O PSOL está reprisando, com 30 anos de atraso, a mesma estratégia que deu certo para o PT nos anos 80, se distanciando “do que está aí”. Mas eles são incapazes de uma leitura sensata da realidade. Os anos 10 não são os anos 80. A redemocratização é um momento diferente do pós-derrocada do PT. O PSOL, que em algum momento até guardou uma promessa de futuro, acaba sendo uma versão estereotipada e empobrecida do PT de outros tempos, sem a base sólida que os movimentos populares emprestavam ao PT.
E isso é o mais triste. De certa forma, e em alguns aspectos, o PT representou um avanço em relação aos partidos comunistas; o PSOL é apenas um retrocesso. (PSTU e PCO não devem ser levados em conta porque já completaram a transferência para uma dimensão alternativa, e a Rede — bem, a Rede tem Marina Silva; que o pano da decência caia sobre esse cenário.)
Numa das primeiras manifestações contra o impeachment em Aracaju, os batuqueiros do Levante da Juventude desfraldaram um imenso painel pedindo “assembleia constituinte já”. Parecem não ter ideia do descalabro que seria uma constituição produzida hoje. Deu vontade de dizer: “guardem essa miséria e vão pra casa estudar, meninos”.

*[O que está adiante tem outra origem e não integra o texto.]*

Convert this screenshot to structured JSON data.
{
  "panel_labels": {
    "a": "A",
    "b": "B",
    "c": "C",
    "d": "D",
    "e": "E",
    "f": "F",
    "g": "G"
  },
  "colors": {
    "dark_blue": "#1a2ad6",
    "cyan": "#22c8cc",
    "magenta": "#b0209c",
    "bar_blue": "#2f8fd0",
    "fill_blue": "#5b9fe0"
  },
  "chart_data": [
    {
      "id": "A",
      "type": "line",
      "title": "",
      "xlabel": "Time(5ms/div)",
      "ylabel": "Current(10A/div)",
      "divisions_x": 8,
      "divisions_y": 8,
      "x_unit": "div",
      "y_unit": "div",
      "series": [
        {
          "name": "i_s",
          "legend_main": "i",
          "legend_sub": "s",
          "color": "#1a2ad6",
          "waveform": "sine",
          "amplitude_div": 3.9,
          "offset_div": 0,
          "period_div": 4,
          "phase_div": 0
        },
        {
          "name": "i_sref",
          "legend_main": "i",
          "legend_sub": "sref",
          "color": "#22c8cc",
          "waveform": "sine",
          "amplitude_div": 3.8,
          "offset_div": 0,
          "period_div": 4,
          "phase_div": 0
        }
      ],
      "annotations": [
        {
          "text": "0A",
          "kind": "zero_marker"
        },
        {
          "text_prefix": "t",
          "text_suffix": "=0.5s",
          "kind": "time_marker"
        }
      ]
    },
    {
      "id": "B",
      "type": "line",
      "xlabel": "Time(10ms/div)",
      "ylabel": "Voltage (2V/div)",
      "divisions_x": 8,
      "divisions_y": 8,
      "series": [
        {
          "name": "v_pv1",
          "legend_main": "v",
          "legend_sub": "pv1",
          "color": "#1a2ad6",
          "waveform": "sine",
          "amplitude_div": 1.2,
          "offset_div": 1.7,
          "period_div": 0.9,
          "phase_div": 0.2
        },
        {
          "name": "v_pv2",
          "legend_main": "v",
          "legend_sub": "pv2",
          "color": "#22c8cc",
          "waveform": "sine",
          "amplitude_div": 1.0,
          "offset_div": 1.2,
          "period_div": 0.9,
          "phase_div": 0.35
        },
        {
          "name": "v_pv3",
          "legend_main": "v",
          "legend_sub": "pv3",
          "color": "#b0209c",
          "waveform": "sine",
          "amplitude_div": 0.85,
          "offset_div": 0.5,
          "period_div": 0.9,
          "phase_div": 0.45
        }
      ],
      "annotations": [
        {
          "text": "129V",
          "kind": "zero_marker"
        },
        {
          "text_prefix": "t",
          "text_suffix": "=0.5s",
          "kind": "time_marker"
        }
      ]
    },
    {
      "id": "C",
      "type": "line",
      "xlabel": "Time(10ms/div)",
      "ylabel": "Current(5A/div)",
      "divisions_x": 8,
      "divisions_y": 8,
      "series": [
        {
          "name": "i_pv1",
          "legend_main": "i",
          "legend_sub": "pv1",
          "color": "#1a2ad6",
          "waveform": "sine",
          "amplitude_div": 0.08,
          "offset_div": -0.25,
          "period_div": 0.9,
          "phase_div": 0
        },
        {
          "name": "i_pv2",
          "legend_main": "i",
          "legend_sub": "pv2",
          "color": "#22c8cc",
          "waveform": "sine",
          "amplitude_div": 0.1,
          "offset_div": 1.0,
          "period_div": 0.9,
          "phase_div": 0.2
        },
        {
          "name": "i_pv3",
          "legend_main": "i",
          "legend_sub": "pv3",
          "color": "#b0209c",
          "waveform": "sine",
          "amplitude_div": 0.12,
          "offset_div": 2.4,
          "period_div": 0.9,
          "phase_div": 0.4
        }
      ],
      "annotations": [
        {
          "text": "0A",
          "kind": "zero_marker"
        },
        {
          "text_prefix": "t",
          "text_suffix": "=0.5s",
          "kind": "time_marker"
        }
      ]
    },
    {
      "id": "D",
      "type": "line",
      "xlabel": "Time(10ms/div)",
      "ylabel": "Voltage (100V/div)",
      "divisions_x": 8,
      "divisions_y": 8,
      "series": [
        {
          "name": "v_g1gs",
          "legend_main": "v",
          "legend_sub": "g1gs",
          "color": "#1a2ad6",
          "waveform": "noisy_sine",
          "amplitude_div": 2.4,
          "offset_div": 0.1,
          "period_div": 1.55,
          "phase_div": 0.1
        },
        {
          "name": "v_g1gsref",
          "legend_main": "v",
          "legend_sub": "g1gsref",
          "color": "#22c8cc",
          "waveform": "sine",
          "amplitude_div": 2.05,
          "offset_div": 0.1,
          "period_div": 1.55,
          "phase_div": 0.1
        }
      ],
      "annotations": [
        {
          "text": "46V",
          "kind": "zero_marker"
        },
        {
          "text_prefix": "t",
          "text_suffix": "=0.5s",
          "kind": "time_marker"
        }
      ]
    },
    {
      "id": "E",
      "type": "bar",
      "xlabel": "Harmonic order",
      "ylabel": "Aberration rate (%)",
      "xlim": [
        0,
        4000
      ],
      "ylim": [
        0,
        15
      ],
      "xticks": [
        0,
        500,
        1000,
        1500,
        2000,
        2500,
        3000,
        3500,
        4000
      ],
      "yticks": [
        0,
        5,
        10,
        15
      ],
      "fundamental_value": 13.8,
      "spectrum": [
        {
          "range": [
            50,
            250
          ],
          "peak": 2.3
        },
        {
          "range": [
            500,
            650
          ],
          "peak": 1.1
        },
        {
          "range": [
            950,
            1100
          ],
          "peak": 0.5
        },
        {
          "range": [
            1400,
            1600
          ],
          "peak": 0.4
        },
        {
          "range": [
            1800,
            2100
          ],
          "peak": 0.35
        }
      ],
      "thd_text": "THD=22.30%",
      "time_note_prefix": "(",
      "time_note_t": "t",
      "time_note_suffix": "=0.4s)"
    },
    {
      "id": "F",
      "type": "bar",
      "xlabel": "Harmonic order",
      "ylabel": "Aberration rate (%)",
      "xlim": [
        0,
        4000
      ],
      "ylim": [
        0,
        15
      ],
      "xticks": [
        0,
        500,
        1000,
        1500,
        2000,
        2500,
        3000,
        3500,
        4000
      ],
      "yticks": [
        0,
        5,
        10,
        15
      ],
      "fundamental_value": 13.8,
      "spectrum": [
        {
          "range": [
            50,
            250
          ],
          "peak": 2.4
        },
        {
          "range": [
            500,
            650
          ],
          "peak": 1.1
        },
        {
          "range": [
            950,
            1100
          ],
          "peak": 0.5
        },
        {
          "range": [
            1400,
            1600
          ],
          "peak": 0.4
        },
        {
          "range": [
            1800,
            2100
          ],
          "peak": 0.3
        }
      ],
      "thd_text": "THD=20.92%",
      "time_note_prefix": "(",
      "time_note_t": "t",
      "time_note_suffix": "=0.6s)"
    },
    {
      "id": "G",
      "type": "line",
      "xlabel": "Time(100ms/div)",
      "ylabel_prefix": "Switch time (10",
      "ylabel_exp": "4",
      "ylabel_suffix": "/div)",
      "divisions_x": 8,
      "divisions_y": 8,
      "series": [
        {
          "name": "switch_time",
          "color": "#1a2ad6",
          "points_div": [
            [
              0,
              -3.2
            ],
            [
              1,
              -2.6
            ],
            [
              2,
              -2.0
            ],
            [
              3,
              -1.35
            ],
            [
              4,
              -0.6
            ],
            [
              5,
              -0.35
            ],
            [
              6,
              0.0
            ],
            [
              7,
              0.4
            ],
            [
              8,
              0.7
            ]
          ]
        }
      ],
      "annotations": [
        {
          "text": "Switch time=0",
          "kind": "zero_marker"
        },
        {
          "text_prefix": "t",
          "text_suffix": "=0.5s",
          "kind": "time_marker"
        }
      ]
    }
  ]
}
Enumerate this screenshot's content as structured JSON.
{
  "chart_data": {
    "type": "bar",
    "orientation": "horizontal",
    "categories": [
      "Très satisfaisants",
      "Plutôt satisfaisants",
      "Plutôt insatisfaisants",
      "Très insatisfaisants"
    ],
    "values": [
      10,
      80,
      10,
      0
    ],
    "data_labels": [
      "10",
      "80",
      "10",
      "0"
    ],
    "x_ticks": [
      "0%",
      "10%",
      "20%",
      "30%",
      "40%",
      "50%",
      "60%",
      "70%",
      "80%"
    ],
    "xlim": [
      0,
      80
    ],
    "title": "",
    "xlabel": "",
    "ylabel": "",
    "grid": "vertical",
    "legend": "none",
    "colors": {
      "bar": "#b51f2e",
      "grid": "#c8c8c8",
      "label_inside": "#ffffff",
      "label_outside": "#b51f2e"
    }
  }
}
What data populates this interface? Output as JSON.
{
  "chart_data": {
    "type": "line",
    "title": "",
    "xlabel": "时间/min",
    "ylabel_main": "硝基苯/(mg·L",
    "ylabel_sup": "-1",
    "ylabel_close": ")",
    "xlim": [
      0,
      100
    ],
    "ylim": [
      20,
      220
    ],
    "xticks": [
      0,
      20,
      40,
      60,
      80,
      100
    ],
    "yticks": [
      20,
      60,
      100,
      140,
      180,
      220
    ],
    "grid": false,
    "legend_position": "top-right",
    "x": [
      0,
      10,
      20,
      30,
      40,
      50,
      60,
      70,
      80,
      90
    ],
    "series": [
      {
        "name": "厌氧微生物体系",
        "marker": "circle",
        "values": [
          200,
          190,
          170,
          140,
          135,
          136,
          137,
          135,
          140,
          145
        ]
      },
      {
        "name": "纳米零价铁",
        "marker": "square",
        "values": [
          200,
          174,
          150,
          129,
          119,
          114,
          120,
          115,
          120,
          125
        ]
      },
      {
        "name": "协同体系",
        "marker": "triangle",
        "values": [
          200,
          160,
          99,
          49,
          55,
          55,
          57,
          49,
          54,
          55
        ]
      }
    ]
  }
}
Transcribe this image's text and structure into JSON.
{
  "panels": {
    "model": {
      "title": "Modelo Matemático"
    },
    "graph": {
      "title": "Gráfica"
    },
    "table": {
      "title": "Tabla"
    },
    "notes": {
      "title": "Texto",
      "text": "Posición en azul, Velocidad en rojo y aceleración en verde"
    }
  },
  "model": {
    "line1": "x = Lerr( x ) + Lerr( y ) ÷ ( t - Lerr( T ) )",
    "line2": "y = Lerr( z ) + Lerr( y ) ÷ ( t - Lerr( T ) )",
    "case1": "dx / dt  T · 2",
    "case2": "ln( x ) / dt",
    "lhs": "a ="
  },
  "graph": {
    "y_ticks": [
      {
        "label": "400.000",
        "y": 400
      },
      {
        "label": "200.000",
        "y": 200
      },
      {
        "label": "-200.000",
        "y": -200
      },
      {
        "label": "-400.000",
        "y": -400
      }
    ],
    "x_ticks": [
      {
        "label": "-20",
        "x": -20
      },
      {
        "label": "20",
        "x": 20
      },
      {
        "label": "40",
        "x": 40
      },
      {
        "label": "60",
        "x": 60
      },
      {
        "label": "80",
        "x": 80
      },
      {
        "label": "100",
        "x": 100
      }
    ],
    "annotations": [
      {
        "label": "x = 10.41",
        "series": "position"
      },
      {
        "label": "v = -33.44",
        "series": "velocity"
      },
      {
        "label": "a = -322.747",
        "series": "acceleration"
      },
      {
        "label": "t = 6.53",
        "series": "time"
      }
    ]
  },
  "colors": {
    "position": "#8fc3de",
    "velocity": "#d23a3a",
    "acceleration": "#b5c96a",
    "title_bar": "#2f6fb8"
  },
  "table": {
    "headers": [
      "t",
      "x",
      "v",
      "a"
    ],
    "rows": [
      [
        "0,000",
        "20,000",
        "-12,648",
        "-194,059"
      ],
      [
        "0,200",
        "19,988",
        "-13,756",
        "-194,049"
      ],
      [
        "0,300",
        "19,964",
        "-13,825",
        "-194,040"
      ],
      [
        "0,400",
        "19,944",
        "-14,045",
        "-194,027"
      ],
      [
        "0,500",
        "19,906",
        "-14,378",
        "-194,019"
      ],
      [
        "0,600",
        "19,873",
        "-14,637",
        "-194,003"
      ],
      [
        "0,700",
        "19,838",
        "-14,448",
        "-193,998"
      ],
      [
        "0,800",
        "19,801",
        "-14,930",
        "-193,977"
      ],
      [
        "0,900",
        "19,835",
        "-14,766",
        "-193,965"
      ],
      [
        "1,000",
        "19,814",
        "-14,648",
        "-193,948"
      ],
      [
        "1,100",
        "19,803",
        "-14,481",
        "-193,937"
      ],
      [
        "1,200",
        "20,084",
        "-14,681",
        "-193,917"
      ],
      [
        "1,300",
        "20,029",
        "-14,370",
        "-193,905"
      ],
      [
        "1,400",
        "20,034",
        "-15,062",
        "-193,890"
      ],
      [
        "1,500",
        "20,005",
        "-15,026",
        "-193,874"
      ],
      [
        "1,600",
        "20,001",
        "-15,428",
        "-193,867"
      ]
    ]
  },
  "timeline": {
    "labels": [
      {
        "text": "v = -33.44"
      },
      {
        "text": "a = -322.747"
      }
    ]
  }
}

E essa é a nova esquerda brasileira. Uma esquerda pueril, atrasada, desconectada da realidade e com problemas sérios de compreensão de conjunturas, que parece definir seus programas através de temas e likes de Facebook. Acima de tudo, profundamente ignorante e aferrada aos seus bordões fáceis. De vez em quando acho que eles poderiam ler o capítulo 9 de “Esquerdismo, Doença Infantil do Comunismo”. Mas nessa nova e natimorta esquerda, se ainda há uma sombra de debate acadêmico sobre Marx, falta uma releitura de Lênin — muito mais importante hoje, na minha opinião. Não por acaso o sujeito que disse que a prática sem a teoria é cega, e a teoria sem a prática é estéril.
Rafael:
Sobre a esquerda em geral, você disse tudo e não há como acrescentar um virgula sequer.
Sobre São Paulo, o Hadadd não vai se reeleger porque ele é o maior vagabundo e incompetente que essa cidade já viu. Eu entendo que você não sinta isso porque não mora aqui, mas eu moro. Esse desgraçado nunca mais vai governar nem condomínio, pelo menos nesta cidade.
Eu não moro em São Paulo e não tenho experiência direta da atual administração paulistana, mas, antes ainda de ler seu comentário, eu planejava dizer que pelo menos a percepção que as pessoas parecem ter de Haddad é tão desastrosa que ele não deveria ser considerado candidato natural nem aqui nem na China. Ele só é “candidato natural” porque não o lançar candidato à reeleição seria admitir que o PT namorou tanto Maluf na eleição passada por nada. Parece bizarro, mas é o PT quem está dividindo a esquerda ao insistir num fósforo riscado tal como São Paulo não via desde que Celso Pitta passou de promissor candidato do novo (apesar de eleito como ersatz de Maluf em uma eleição que este teria vencido com o pé nas costas se já houvesse reeleição) a coveiro do malufismo nas eleições para prefeito da capital.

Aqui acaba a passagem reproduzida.